Moreover, the strategy advises state, local and territory governments to adopt the FSG in their municipal buildings while limiting coupons or sales for unhealthy foods and beverages.

Update is due

However, in the eyes of the letter signers, the White House must act soon to implement the FSG, preferably with an executive order. CSPI senior policy associate Jessi Silverman suggested that a formal policy to enact an FSG update is “overdue.”

“Other commitments in the National Strategy require action from Congress or rulemaking by federal agencies, but the President can initiate a transformation of federal food purchasing and service with the stroke of a pen,”​ she explained.

The NGOs suggest in the letter that an executive order should also include a timeline and roadmap for implementing “comprehensive, values-aligned food procurement standards for federal agencies.”

The Congressional Research Service estimates that the federal government spends approximately $8.8 billion on food each year, and the organizations advocate for that federal food purchasing to align with prior executive actions that intend to utilize federal procurement “as a means to mitigate climate change, advance racial equity and increase protections for workers.”

That values-based approach has already been adopted by 25 cities and counties through the Good Food Purchasing program, a framework designed to promote local economies, sustainability and community health and nutrition by leveraging public food dollars, CSPI pointed out.

"The federal government has an important opportunity to support more nutritious diets and more sustainable food systems at the same time, by using their guidelines and their formidable purchasing power to support those production practices that are better for people and planet,"​ said Paula Daniels, co-founder of the Center for Good Food Purchasing.

“Walk the walk”

In the eyes of the organizations, the $8.8 billion the federal government spends on food each year presently “supports the status quo industrial food system, which compromises human, animal, and planetary health through exploitation of farm and food workers, concentration of corporate wealth, degradation of natural resources, and overproduction of highly processed foods with low nutrition value,”​ they said in the letter.

Instead, an executive order to implement the FSG would help to improve health and reduce health care costs for federal employees, armed service members and the federally incarcerated.
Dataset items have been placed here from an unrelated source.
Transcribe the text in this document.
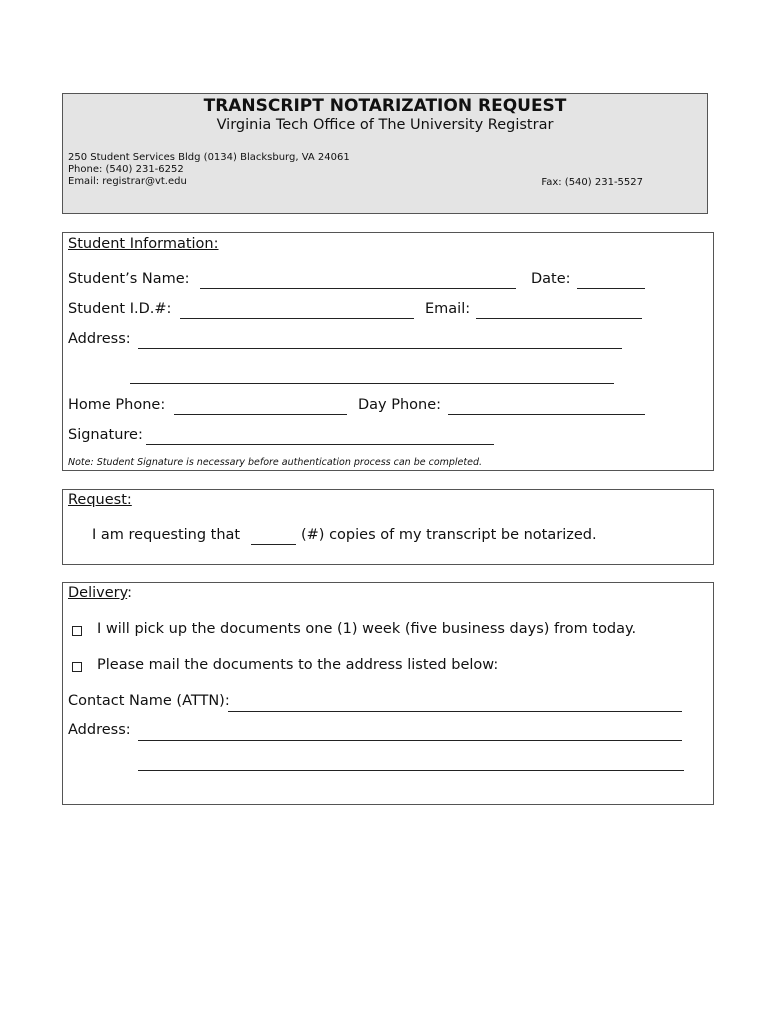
TRANSCRIPT NOTARIZATION REQUEST
Virginia Tech Office of The University Registrar
250 Student Services Bldg (0134) Blacksburg, VA 24061
Phone: (540) 231-6252
Email: registrar@vt.edu	Fax: (540) 231-5527
Student Information:
Student’s Name:	Date:
Student I.D.#:	Email:
Address:
Home Phone:	Day Phone:
Signature:
Note: Student Signature is necessary before authentication process can be completed.
Request:
I am requesting that	(#) copies of my transcript be notarized.
Delivery:
I will pick up the documents one (1) week (five business days) from today.
Please mail the documents to the address listed below:
Contact Name (ATTN):
Address:
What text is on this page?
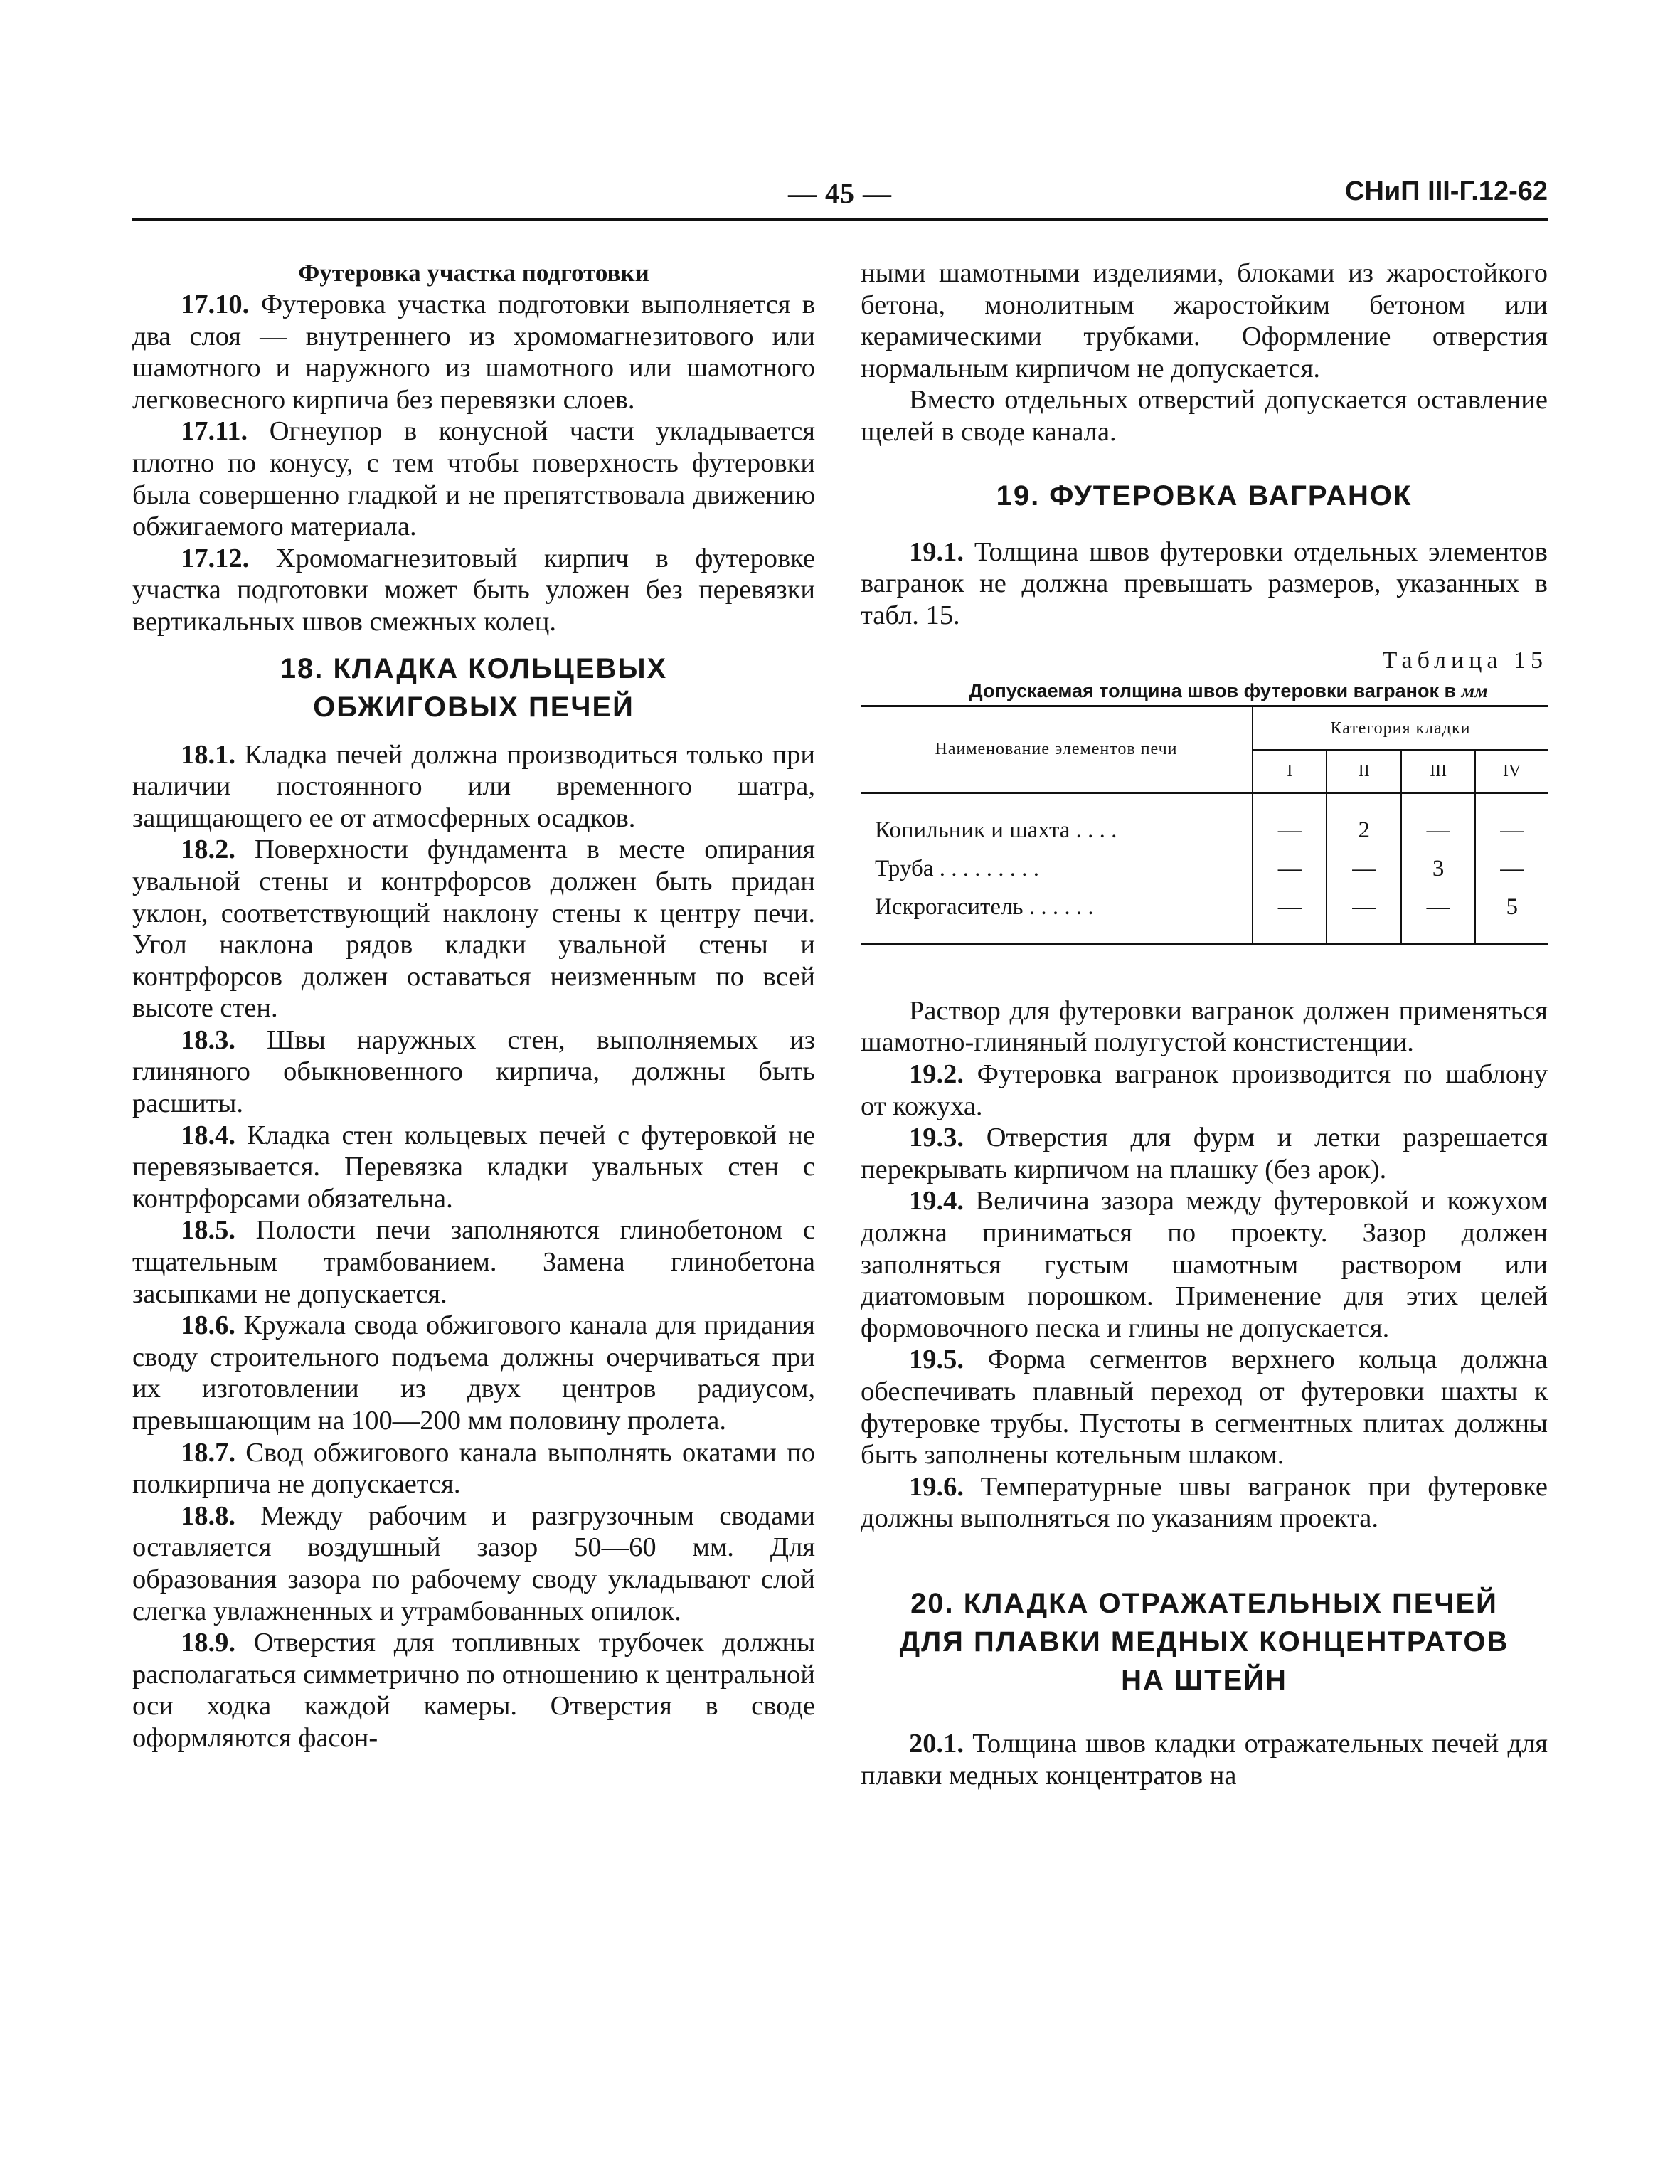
— 45 —	СНиП III-Г.12-62
Футеровка участка подготовки

17.10. Футеровка участка подготовки выполняется в два слоя — внутреннего из хромомагнезитового или шамотного и наружного из шамотного или шамотного легковесного кирпича без перевязки слоев.

17.11. Огнеупор в конусной части укладывается плотно по конусу, с тем чтобы поверхность футеровки была совершенно гладкой и не препятствовала движению обжигаемого материала.

17.12. Хромомагнезитовый кирпич в футеровке участка подготовки может быть уложен без перевязки вертикальных швов смежных колец.

18. КЛАДКА КОЛЬЦЕВЫХ
ОБЖИГОВЫХ ПЕЧЕЙ

18.1. Кладка печей должна производиться только при наличии постоянного или временного шатра, защищающего ее от атмосферных осадков.

18.2. Поверхности фундамента в месте опирания увальной стены и контрфорсов должен быть придан уклон, соответствующий наклону стены к центру печи. Угол наклона рядов кладки увальной стены и контрфорсов должен оставаться неизменным по всей высоте стен.

18.3. Швы наружных стен, выполняемых из глиняного обыкновенного кирпича, должны быть расшиты.

18.4. Кладка стен кольцевых печей с футеровкой не перевязывается. Перевязка кладки увальных стен с контрфорсами обязательна.

18.5. Полости печи заполняются глинобетоном с тщательным трамбованием. Замена глинобетона засыпками не допускается.

18.6. Кружала свода обжигового канала для придания своду строительного подъема должны очерчиваться при их изготовлении из двух центров радиусом, превышающим на 100—200 мм половину пролета.

18.7. Свод обжигового канала выполнять окатами по полкирпича не допускается.

18.8. Между рабочим и разгрузочным сводами оставляется воздушный зазор 50—60 мм. Для образования зазора по рабочему своду укладывают слой слегка увлажненных и утрамбованных опилок.

18.9. Отверстия для топливных трубочек должны располагаться симметрично по отношению к центральной оси ходка каждой камеры. Отверстия в своде оформляются фасон-

ными шамотными изделиями, блоками из жаростойкого бетона, монолитным жаростойким бетоном или керамическими трубками. Оформление отверстия нормальным кирпичом не допускается.

Вместо отдельных отверстий допускается оставление щелей в своде канала.

19. ФУТЕРОВКА ВАГРАНОК

19.1. Толщина швов футеровки отдельных элементов вагранок не должна превышать размеров, указанных в табл. 15.

Таблица 15

Допускаемая толщина швов футеровки вагранок в мм

Наименование элементов печи	Категория кладки			
	I	II	III	IV
Копильник и шахта . . . .	—	2	—	—
Труба . . . . . . . . .	—	—	3	—
Искрогаситель . . . . . .	—	—	—	5

Раствор для футеровки вагранок должен применяться шамотно-глиняный полугустой констистенции.

19.2. Футеровка вагранок производится по шаблону от кожуха.

19.3. Отверстия для фурм и летки разрешается перекрывать кирпичом на плашку (без арок).

19.4. Величина зазора между футеровкой и кожухом должна приниматься по проекту. Зазор должен заполняться густым шамотным раствором или диатомовым порошком. Применение для этих целей формовочного песка и глины не допускается.

19.5. Форма сегментов верхнего кольца должна обеспечивать плавный переход от футеровки шахты к футеровке трубы. Пустоты в сегментных плитах должны быть заполнены котельным шлаком.

19.6. Температурные швы вагранок при футеровке должны выполняться по указаниям проекта.

20. КЛАДКА ОТРАЖАТЕЛЬНЫХ ПЕЧЕЙ
ДЛЯ ПЛАВКИ МЕДНЫХ КОНЦЕНТРАТОВ
НА ШТЕЙН

20.1. Толщина швов кладки отражательных печей для плавки медных концентратов на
Voluntary adoption of the FSG has been slow in federal facilities, but a consistent policy for the federal government “would yield economies of scale, and would facilitate and simplify education, implementation and enforcement,”​ the NGOs maintained.

Additionally, mandatory implementation of the FSG in federal facilities could signal to state and local governments that the federal government is willing to “walk the walk” and encourage widespread adoption of the initiative.